Ho Vivian, Heslin Martin J, Yun Huifeng, Howard Lee
Department of Economics, Baker Institute, Rice University, MS 22, 6100 Main St., Houston, Texas 77005, USA.
Ann Surg Oncol. 2006 Jun;13(6):851-8. doi: 10.1245/ASO.2006.07.021. Epub 2006 Apr 13.
We measured 13-year trends in operative mortality for six cancer resections. We then examined whether these trends are driven by changes in hospital and surgeon volume or by changes that occurred among all providers, regardless of volume.
We analyzed administrative discharge data on patients who received one of six cancer resections in Florida, New Jersey, and New York for three time periods: 1988 to 1991, 1992 to 1996, and 1997 to 2000. Descriptive statistics and nested regression models were used to test for changes in the association between inpatient mortality and annual hospital and annual surgeon volume over time, adjusting for patient and hospital characteristics.
Unadjusted inpatient mortality rates for the six cancer resections declined between .8 and 4.0 percentage points between the time periods 1988 to 1991 and 1997 to 2000. Over this time period, annual hospital and surgeon volumes for the six cancer operations increased an average of 24.3% and 24.2%, respectively. The logistic regressions indicated a relatively stable relationship over time between both increased hospital and surgeon volume and lower inpatient mortality. Simulations suggest that increases in hospital and surgeon procedure volume over time led to a reduction in inpatient mortality ranging from .1 percentage points for rectal cancer to 2.3 percentage points for pneumonectomy.
Persistence of the volume-outcome relation and increasing hospital and surgeon volumes explain much of the decline over time in inpatient mortality for five of the six cancer operations studied. Concentrating cancer resections among high-volume providers should lead to further reduced inpatient mortality.

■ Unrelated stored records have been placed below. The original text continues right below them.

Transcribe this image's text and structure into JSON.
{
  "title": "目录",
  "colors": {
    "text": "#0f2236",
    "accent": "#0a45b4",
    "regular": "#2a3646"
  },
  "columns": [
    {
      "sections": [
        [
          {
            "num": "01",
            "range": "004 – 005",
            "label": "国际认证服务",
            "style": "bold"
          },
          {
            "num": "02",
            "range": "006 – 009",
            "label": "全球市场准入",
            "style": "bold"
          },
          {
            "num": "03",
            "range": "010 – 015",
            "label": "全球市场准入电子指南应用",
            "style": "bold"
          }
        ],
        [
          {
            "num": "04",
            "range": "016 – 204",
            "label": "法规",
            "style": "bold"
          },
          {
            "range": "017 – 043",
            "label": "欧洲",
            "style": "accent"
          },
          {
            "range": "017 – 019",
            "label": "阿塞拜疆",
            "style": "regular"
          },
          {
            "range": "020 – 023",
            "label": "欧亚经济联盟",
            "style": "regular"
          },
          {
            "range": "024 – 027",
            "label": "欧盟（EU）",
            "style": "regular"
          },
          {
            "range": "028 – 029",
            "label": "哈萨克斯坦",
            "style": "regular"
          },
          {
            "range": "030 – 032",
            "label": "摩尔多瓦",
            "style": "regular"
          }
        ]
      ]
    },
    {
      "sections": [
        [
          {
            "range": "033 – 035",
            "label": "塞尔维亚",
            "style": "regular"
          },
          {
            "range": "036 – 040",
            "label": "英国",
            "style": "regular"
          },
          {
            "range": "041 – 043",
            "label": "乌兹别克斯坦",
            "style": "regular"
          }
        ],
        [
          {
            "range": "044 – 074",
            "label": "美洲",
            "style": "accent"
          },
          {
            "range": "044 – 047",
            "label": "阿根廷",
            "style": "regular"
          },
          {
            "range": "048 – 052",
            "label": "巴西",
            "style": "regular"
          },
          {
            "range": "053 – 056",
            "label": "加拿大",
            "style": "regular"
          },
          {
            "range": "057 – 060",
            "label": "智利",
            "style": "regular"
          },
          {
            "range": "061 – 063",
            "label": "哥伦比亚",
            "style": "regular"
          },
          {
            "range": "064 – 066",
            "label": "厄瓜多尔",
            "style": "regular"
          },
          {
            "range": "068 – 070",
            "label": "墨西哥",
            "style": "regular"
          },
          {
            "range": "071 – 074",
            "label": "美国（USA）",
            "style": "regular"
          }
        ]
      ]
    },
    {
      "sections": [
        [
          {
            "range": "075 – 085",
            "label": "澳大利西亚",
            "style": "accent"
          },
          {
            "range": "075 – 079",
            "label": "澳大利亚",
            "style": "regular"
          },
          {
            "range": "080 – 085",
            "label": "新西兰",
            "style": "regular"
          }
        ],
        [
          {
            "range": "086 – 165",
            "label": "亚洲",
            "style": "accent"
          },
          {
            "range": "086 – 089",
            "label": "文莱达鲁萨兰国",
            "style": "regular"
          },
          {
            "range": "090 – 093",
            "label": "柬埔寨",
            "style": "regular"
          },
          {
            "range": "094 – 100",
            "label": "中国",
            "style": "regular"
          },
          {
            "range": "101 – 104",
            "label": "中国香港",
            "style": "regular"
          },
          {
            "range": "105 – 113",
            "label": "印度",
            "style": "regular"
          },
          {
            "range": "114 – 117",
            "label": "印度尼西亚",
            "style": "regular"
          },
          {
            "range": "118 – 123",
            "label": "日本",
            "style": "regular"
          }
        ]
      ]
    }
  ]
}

我们测量了六种癌症切除术的13年手术死亡率趋势。然后,我们研究了这些趋势是由医院和外科医生手术量的变化驱动的,还是由所有医疗服务提供者(无论手术量如何)之间发生的变化驱动的。
我们分析了佛罗里达州、新泽西州和纽约州接受六种癌症切除术之一的患者在三个时间段(1988年至1991年、1992年至1996年、1997年至2000年)的行政出院数据。使用描述性统计和嵌套回归模型来检验住院死亡率与年度医院手术量和年度外科医生手术量之间随时间的关联变化,并对患者和医院特征进行调整。
在1988年至1991年和1997年至2000年期间,六种癌症切除术未经调整的住院死亡率下降了0.8至4.0个百分点。在此期间,六种癌症手术的年度医院手术量和外科医生手术量分别平均增加了24.3%和24.2%。逻辑回归表明,随着时间的推移,医院手术量和外科医生手术量的增加与较低的住院死亡率之间存在相对稳定的关系。模拟结果表明,随着时间的推移,医院和外科医生手术量的增加导致住院死亡率降低,范围从直肠癌的0.1个百分点到肺切除术的2.3个百分点。
手术量-结果关系的持续存在以及医院和外科医生手术量的增加,解释了所研究的六种癌症手术中五种手术住院死亡率随时间下降的大部分原因。将癌症切除术集中在高手术量的医疗服务提供者中应会进一步降低住院死亡率。